#稳定币监管与应用 En voyant cette actualité, la première chose qui m’est venue à l’esprit en 2018, c’était la Petro, la cryptomonnaie pétrolière du Venezuela. À l’époque, nous discutions tous d’un pays sous sanctions internationales, tentant d’échapper au système dollar en lançant une stablecoin nationale — cela semblait si radical, si visionnaire. En regardant aujourd’hui, la fin de l’histoire est ironiquement silencieuse : ils ont effectivement construit un vaste réseau financier parallèle, utilisant l’USDT pour régler les revenus pétroliers, convertissant de l’or en Bitcoin, et on raconte même que leur échelle aurait atteint 600 milliards de dollars.



Mais c’est précisément cette leçon historique que je souhaite rappeler à tous — le rôle des stablecoins dans la lutte contre les sanctions est toujours une épée à double tranchant.

Réfléchissez à la Syrie, l’Iran, puis le Venezuela aujourd’hui : chaque fois, c’est le même scénario qui se répète : un pays sous sanctions cherche des moyens de contourner le système de règlement en dollars, et la cryptomonnaie devient une bouée de sauvetage. La commodité de l’USDT est indéniable — 80 % des revenus pétroliers peuvent être réglés ainsi, ce qui est inimaginable dans le monde financier traditionnel. Mais le problème, c’est qu’avec la coopération de Tether pour geler des portefeuilles liés, ces actifs sont comme marqués au fer rouge. Toute la discrétion, toute la conception méticuleuse pour esquiver les sanctions, deviennent vulnérables face à une stablecoin centralisée.

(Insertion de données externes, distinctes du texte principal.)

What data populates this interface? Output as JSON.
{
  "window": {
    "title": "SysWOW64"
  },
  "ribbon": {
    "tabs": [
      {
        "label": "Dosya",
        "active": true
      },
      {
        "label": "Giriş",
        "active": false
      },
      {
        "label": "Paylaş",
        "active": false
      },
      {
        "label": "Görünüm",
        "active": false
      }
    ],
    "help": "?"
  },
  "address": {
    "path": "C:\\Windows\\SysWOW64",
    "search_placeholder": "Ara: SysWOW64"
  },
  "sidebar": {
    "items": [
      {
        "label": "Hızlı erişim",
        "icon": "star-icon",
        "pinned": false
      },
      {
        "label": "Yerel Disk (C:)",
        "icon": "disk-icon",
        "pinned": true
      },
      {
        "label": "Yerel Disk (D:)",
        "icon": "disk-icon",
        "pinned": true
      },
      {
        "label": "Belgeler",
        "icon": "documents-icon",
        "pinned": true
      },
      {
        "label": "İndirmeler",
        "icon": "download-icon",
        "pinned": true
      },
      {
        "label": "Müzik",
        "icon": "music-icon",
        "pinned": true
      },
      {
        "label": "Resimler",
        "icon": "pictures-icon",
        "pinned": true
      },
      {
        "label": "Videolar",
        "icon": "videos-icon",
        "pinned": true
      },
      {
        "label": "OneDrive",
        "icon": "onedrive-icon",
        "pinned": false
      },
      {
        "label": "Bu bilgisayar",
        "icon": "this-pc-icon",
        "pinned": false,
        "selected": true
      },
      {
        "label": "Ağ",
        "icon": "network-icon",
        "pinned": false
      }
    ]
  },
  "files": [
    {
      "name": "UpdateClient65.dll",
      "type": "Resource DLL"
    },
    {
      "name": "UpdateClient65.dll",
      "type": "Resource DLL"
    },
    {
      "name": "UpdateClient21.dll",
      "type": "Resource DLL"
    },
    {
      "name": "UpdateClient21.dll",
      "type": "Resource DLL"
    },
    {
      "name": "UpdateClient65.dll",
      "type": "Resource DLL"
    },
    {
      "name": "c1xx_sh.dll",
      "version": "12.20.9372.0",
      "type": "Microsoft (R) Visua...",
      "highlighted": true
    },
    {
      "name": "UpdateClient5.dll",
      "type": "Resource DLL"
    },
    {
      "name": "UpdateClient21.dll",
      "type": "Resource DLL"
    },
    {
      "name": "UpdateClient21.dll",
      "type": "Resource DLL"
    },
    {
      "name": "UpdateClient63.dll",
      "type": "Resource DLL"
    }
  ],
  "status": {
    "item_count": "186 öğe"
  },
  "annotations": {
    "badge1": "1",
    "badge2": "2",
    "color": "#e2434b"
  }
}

Cela me rappelle la vague d’ICO de 2017-2018, où de nombreux projets promettaient de bâtir un « ordre financier décentralisé ». Et qu’en est-il ? En réalité, ce sont les stablecoins les plus centralisés qui se retrouvent en première ligne de la géopolitique. Ce n’est pas une ironie, c’est la réalité qui nous enseigne : entre l’idéal décentralisé et l’efficacité centralisée, il existe une tension irréconciliable.

Ce qui est le plus ironique, c’est cette clé privée de 600 milliards de dollars — soi-disant protégée par une signature multiple, dispersée dans différentes juridictions. À l’origine, c’était pour éviter un risque de point unique, mais aujourd’hui, c’est devenu un coffre-fort « inaccessible à tous ». Si un leader politique est physiquement isolé, cet actif pourrait dormir à jamais. À mon avis, c’est la plus grande moquerie de toute cette architecture financière parallèle : techniquement hermétique, politiquement vulnérable à la moindre pression.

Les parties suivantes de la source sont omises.